In der Hauptgruppe Nahrungsmittel und alkoholfreie Getränke (+0,6%) resultierte ein Anstieg der Indexziffer, der sich vorwiegend auf Aktionen im Vormonat und saisonale Preisschwankungen zurückführen lässt. Teurer wurden Kaffee, Frucht- und Salatgemüse, Süssgetränke, Halbhart- und Hartkäse, natürliche Mineralwasser, Kernobst und Rindfleisch. Weniger bezahlt wurde hingegen für Trockensuppen, Gewürze, Saucen sowie Konfitüren und Bienenhonig.

Der Anstieg des Indexes der Hauptgruppe Sonstige Waren und Dienstleistungen (+0,3%) ist eine Folge von höheren Preisen für private Krankenversicherungen sowie Haut- und Schönheitspflegemittel, dies vorwiegend nach Aktionen in der Vorperiode. Demgegenüber wurden im Januar diverse Sonderangebote für Papierwaren für die Körperpflege registriert.

Gegensätzliche Preisentwicklungen bewirkten insgesamt einen leichten Anstieg des Indexes der Hauptgruppe Verkehr (+0,1%). Teurer wurden auf der einen Seite Benzin (+0,8%; Stichtage: 3. und 16. Januar), Occasions-Automobile sowie Service- und Reparaturarbeiten für Motorfahrzeuge. Rückläufig waren auf der anderen Seite die Preise für Luftverkehr, Fahrräder und Diesel (-0,6%; Stichtage: 3. und 16. Januar).

Höhere Preise für andere Gesundheitsleistungen wurden durch günstigere Medikamente weitgehend kompensiert, weshalb der Index der Hauptgruppe Gesundheitspflege unverändert blieb. Im Bereich der Spitalleistungen konnte im aktuellen Monat keine Preiserhebung durchgeführt werden. Die Spitaltarife gemäss dem per Januar 2012 eingeführten neuen Tarifsystem SwissDRG werden bei Vorliegen der definitiven Werte in den kommenden Monaten in den LIK einfliessen.
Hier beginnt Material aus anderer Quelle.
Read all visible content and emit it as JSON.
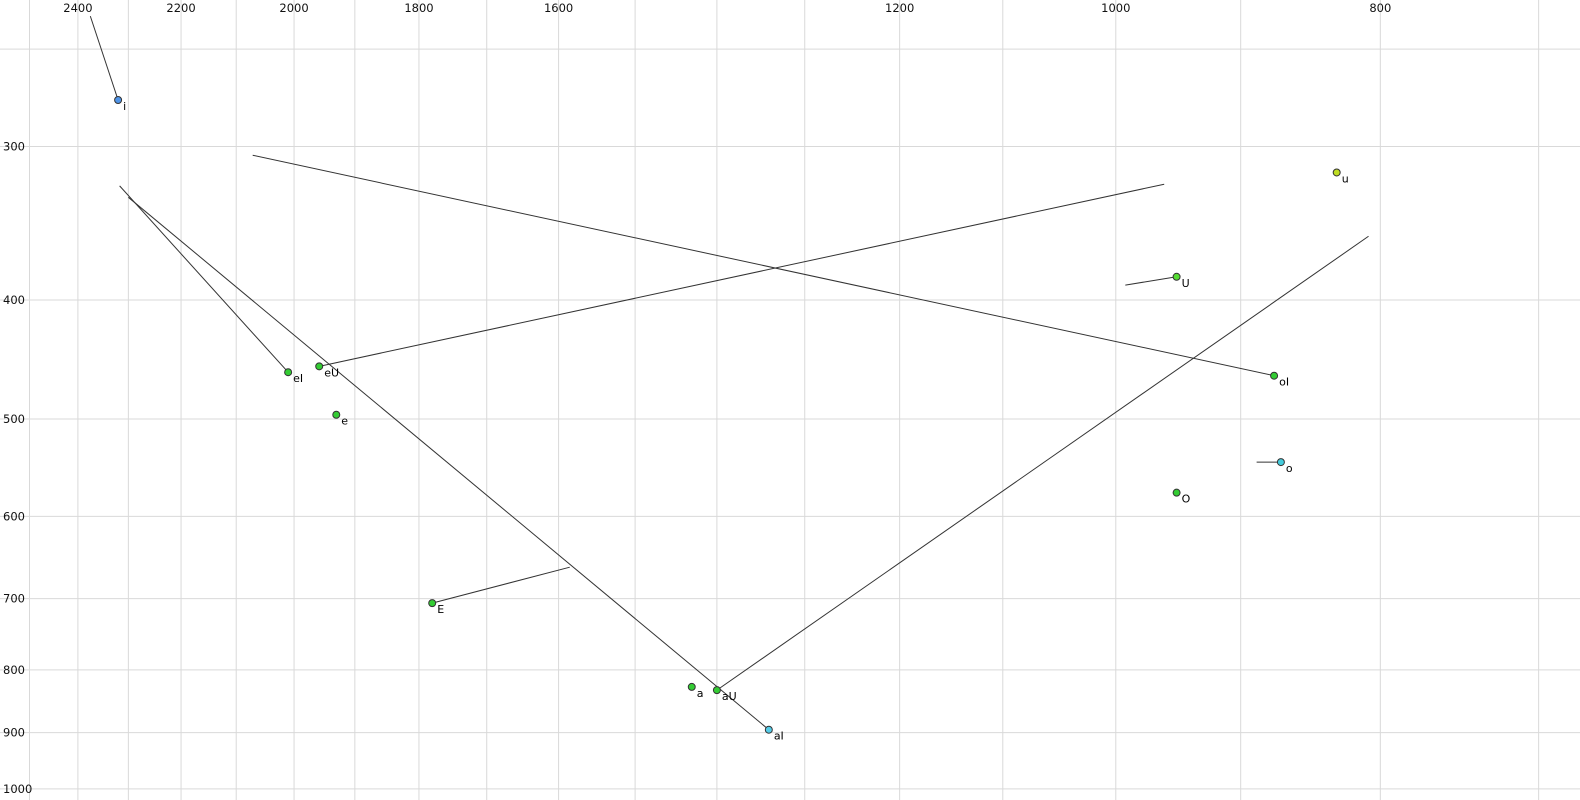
{
  "chart_data": {
    "type": "scatter",
    "title": "",
    "xlabel": "",
    "ylabel": "",
    "background": "#ffffff",
    "grid_color": "#d9d9d9",
    "line_color": "#333333",
    "point_stroke": "#333333",
    "x_axis": {
      "unit": "Hz",
      "scale": "log",
      "direction": "decreasing-to-right",
      "range": [
        2563,
        676
      ],
      "tick_labels": [
        2400,
        2200,
        2000,
        1800,
        1600,
        1200,
        1000,
        800
      ],
      "gridlines": [
        2500,
        2400,
        2300,
        2200,
        2100,
        2000,
        1900,
        1800,
        1700,
        1600,
        1500,
        1400,
        1300,
        1200,
        1100,
        1000,
        900,
        800,
        700
      ]
    },
    "y_axis": {
      "unit": "Hz",
      "scale": "log",
      "direction": "increasing-down",
      "range": [
        228,
        1021
      ],
      "tick_labels": [
        300,
        400,
        500,
        600,
        700,
        800,
        900,
        1000
      ],
      "gridlines": [
        250,
        300,
        400,
        500,
        600,
        700,
        800,
        900,
        1000
      ]
    },
    "points": [
      {
        "label": "i",
        "f1": 275,
        "f2": 2320,
        "color": "#4f94e8",
        "glide": {
          "f1": 235,
          "f2": 2375
        }
      },
      {
        "label": "u",
        "f1": 315,
        "f2": 830,
        "color": "#bfdd22",
        "glide": null
      },
      {
        "label": "U",
        "f1": 383,
        "f2": 950,
        "color": "#55dd33",
        "glide": {
          "f1": 389,
          "f2": 992
        }
      },
      {
        "label": "eI",
        "f1": 458,
        "f2": 2010,
        "color": "#33cc33",
        "glide": {
          "f1": 323,
          "f2": 2317
        }
      },
      {
        "label": "eU",
        "f1": 453,
        "f2": 1958,
        "color": "#33cc33",
        "glide": {
          "f1": 322,
          "f2": 960
        }
      },
      {
        "label": "e",
        "f1": 496,
        "f2": 1930,
        "color": "#33cc33",
        "glide": null
      },
      {
        "label": "oI",
        "f1": 461,
        "f2": 875,
        "color": "#33cc33",
        "glide": {
          "f1": 305,
          "f2": 2071
        }
      },
      {
        "label": "o",
        "f1": 542,
        "f2": 870,
        "color": "#44ccdd",
        "glide": {
          "f1": 542,
          "f2": 888
        }
      },
      {
        "label": "O",
        "f1": 574,
        "f2": 950,
        "color": "#33cc33",
        "glide": null
      },
      {
        "label": "E",
        "f1": 706,
        "f2": 1780,
        "color": "#33cc33",
        "glide": {
          "f1": 660,
          "f2": 1585
        }
      },
      {
        "label": "a",
        "f1": 826,
        "f2": 1430,
        "color": "#33cc33",
        "glide": null
      },
      {
        "label": "aU",
        "f1": 831,
        "f2": 1400,
        "color": "#33cc33",
        "glide": {
          "f1": 355,
          "f2": 808
        }
      },
      {
        "label": "aI",
        "f1": 895,
        "f2": 1340,
        "color": "#55cce8",
        "glide": {
          "f1": 330,
          "f2": 2300
        }
      }
    ]
  }
}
Verkettung mit früheren Indexreihen

Die früheren, rechnerisch mit der aktuellen Indexziffer verknüpften Reihen ergeben für den Januar 2012 Indizes von 103,0 Punkten auf der Basis Dezember 2005=100, von 108,4 Punkten auf der Basis Mai 2000=100, von 115,0 Punkten auf der Basis Mai 1993=100, von 159,2 Punkten auf der Basis Dezember 1982=100, von 198,5 Punkten auf der Basis September 1977=100 und von 334,7 Punkten auf der Basis September 1966=100.